GERMANY – BASF Pensionskasse, the 177-year-old €4bn pension scheme of the German chemicals giant, has imposed a tariff on new staff.

“In 2004, the company retirement program in Germany was adjusted to take account of changing conditions in the capital markets and rising life expectancy,” BASF said. “We are limiting financial risks through a new BASF Pensionskasse tariff for employees who join the company.”

The size of the tariff was not immediately clear. Corporate spokespeople and Pensionskasse managers did not respond to requests for information.

BASF, which started the Pensionskasse in 1888, said in its annual report that it was increasingly offering defined contribution schemes to help it avoid financial market risks.

“We partially finance company pension schemes through separate pension assets. Because a portion of these assets has been invested in shares and fixed interest securities, severe stock exchange and bond market losses could result in the accrued assets being insufficient to finance the pensions.”

Assets at the Pensionskasse rose to €4bn from €3.78bn at the end of 2003 – although its funded status fell to €162m from €211.0m.

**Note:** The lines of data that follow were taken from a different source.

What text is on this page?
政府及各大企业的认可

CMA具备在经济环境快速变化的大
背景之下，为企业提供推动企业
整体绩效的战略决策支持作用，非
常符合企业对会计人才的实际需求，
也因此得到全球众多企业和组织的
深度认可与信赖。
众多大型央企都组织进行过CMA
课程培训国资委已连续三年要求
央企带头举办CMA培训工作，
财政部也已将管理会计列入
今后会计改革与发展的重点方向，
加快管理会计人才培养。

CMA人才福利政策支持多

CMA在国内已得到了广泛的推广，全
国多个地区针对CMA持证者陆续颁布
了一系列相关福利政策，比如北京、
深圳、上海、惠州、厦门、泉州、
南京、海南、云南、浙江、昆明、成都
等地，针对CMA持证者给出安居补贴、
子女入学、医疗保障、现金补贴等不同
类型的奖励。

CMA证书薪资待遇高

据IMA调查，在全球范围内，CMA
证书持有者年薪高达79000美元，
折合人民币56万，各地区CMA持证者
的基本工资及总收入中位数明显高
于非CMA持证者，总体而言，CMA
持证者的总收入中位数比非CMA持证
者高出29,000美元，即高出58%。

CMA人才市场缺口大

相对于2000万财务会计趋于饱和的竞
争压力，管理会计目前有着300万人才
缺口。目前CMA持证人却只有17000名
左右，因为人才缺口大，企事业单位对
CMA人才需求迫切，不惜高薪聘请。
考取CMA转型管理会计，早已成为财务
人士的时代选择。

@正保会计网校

The company said the fund plans to almost double its exposure to real estate in 2005 – to nine percent from five percent in 2004. Its average target allocation to equities would be stable at 45% while fixed income would fall to 44% from 48%.

The BASF Pensionskasse would be incorporated into the company’s financial statements with the conversion to new International Financial Reporting Standards as of January 2005.

Company-wide, BASF said that the liabilities at some of its pension plans exceeded assets for the first time – due to rising accumulated benefit obligations.

It said its payments for pension liabilities as of December 31 2004 totalled €4.2bn over the 2005-2014 period.

Yesterday IPE reported that utilities giant RWE has set up a deferred pay company pension scheme for its employees.